Cells and Control: Stem Cells

Stem cells are unspecialised cells that have the ability to divide many times, potentially on an indefinite basis.
When stem cells divide, they form new cells that can either remain as stem cells or differentiate into specialised cells, such as muscle or nerve cells.
Stem cells are found in both human embryos and adult human tissues. Embryonic stem cells have the potential to turn into any type of cell in the body.
Because of their ability to transform into any type of cell, stem cells have significant potential in medical treatment. They could be used to replace diseased or damaged cells in various conditions, such as Parkinson’s disease, spinal cord injury, or heart disease.
In plants, stem cells are found in meristems - regions of active cell division. They can differentiate into any type of plant cell and allow the plant to grow continuously.

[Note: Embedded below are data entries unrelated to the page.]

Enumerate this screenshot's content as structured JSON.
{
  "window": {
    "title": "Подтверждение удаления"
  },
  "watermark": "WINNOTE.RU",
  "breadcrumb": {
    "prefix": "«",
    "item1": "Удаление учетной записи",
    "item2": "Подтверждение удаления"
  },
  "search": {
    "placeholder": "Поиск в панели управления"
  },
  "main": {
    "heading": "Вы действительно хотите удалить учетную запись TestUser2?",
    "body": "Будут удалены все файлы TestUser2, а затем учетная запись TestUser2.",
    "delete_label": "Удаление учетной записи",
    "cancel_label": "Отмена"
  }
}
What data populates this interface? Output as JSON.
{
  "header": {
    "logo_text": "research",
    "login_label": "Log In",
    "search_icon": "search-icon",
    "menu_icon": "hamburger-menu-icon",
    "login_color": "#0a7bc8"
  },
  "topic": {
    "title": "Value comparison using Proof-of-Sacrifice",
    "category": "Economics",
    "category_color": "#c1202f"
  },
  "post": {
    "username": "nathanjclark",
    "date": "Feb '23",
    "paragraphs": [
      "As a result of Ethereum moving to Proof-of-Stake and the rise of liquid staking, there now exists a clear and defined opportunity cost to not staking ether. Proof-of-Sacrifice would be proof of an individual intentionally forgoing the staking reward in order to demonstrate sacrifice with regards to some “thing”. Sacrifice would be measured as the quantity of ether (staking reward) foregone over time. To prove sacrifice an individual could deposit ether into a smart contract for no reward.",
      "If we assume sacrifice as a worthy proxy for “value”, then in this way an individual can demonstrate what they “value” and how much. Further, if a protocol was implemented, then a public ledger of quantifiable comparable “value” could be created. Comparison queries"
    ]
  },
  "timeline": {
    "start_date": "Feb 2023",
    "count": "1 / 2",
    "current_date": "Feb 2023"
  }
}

Therapeutic cloning involves producing an embryo with the same genes as the patient, so the stem cells it produces will not be rejected by the patient’s immune system.
The use of stem cells in medicine holds a lot of promise, but it’s also controversial. These controversies focus on issues such as the ethics of using embryonic stem cells, which involves the destruction of embryos.
The extraction of stem cells from adults is less contentious, as it doesn’t involve embryos. However, these cells are not as flexible as embryonic stem cells – they can only develop into a limited range of cell types.
Cell differentiation is tightly controlled in the body through a variety of mechanisms, including the turning on/off of genes and the actions of specific proteins. Uncontrolled cell division can lead to cancer.
Controlling the differentiation of stem cells in the lab is a key challenge in stem cell research. Scientists are learning more about the signals that trigger stem cell differentiation, with the aim of guiding their development into specific cell types.